Step 2: Day 1, price = 3.

  • new_cash = max(0, -1 + 3 - 2) = max(0, 0) = 0
  • new_hold = max(-1, 0 - 3) = max(-1, -3) = -1
  • cash = 0, hold = -1. No change — selling at 3 with fee 2 gives zero gain.

Step 3: Day 2, price = 2.

  • new_cash = max(0, -1 + 2 - 2) = max(0, -1) = 0
  • new_hold = max(-1, 0 - 2) = max(-1, -2) = -1
  • cash = 0, hold = -1. Still no improvement.

Step 4: Day 3, price = 8.

  • new_cash = max(0, -1 + 8 - 2) = max(0, 5) = 5
  • new_hold = max(-1, 5 - 8) = max(-1, -3) = -1
  • cash = 5, hold = -1. Big jump! Selling at 8 locks in profit of 5.

Step 5: Day 4, price = 4.

  • new_cash = max(5, -1 + 4 - 2) = max(5, 1) = 5
  • new_hold = max(-1, 5 - 4) = max(-1, 1) = 1
  • cash = 5, hold = 1. We buy at 4 using our 5 profit → hold = 1.

Step 6: Day 5, price = 9.

  • new_cash = max(5, 1 + 9 - 2) = max(5, 8) = 8
  • new_hold = max(1, 5 - 9) = max(1, -4) = 1
  • cash = 8, hold = 1. Selling at 9 gives total profit of 8!

Result: cash = 8.

Space-Optimized DP — Two Variables Walk Through Prices — Watch how just two variables (cash and hold) evolve as we process each day's price.
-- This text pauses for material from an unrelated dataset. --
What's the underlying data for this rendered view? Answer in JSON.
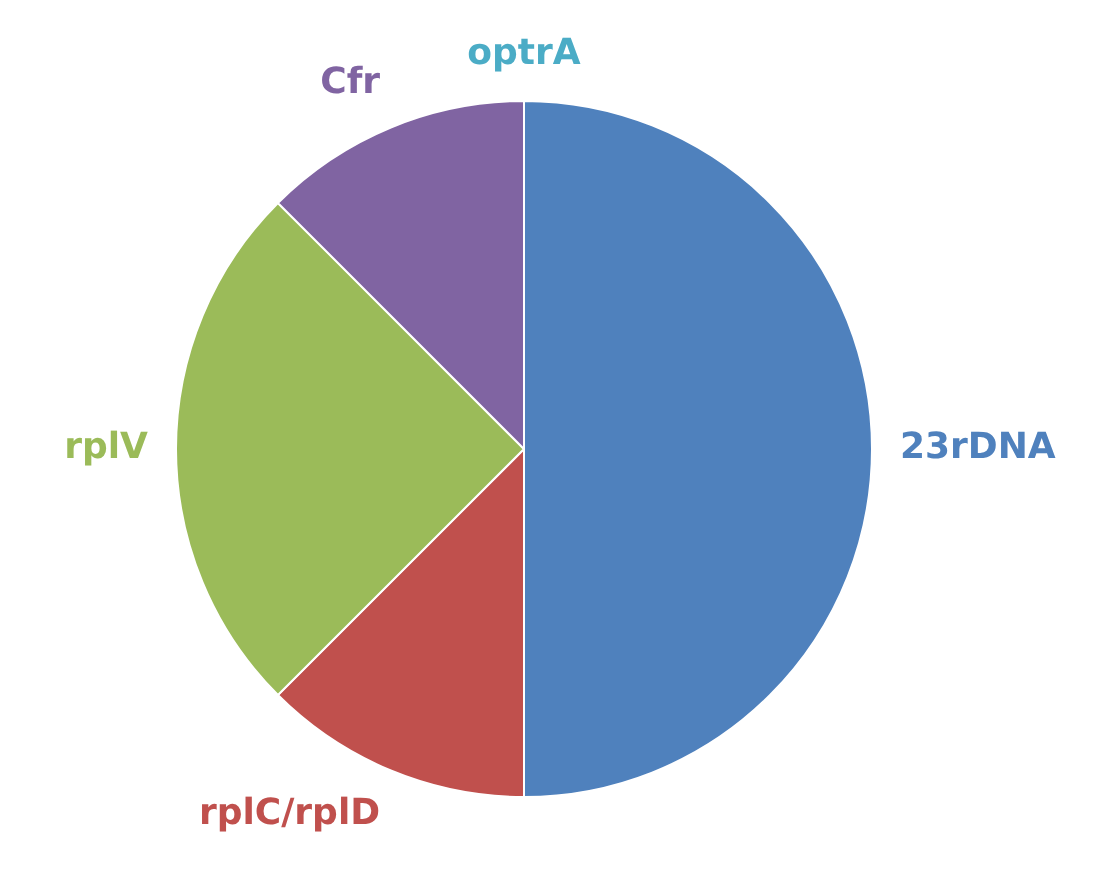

At each step, we decide whether it is worth buying, selling, or waiting.

Algorithm

  1. Initialize cash = 0 (max profit when not holding stock) and hold = -prices[0] (max profit when holding stock, having bought on day 0).
  2. For each day i from 1 to n-1:
    • cash = max(cash, hold + prices[i] - fee) — either stay idle or sell
    • hold = max(hold, cash - prices[i]) — either keep holding or buy
  3. Return cash.

Code

class Solution {
public:
    int maxProfit(vector<int>& prices, int fee) {
        int n = prices.size();
        int cash = 0;           // max profit when not holding
        int hold = -prices[0];  // max profit when holding
        
        for (int i = 1; i < n; i++) {
            cash = max(cash, hold + prices[i] - fee);
            hold = max(hold, cash - prices[i]);
        }
        
        return cash;
    }
};
class Solution:
    def maxProfit(self, prices: list[int], fee: int) -> int:
        cash = 0              # max profit when not holding
        hold = -prices[0]     # max profit when holding
        
        for i in range(1, len(prices)):
            cash = max(cash, hold + prices[i] - fee)
            hold = max(hold, cash - prices[i])
        
        return cash
class Solution {
    public int maxProfit(int[] prices, int fee) {
        int cash = 0;             // max profit when not holding
        int hold = -prices[0];    // max profit when holding
        
        for (int i = 1; i < prices.length; i++) {
            cash = Math.max(cash, hold + prices[i] - fee);
            hold = Math.max(hold, cash - prices[i]);
        }
        
        return cash;
    }
}

Complexity Analysis

Time Complexity: O(n)

We make a single pass through the prices array. At each step, we perform two max operations and a few additions — all O(1). Total: n iterations × O(1) = O(n). For n = 50,000, this is 50,000 operations — extremely fast.

Space Complexity: O(1)

We use only two integer variables (cash and hold) regardless of the input size. No arrays, no hash maps, no recursion stack. This is the minimum possible space — we cannot solve this problem without at least reading the input and maintaining some state.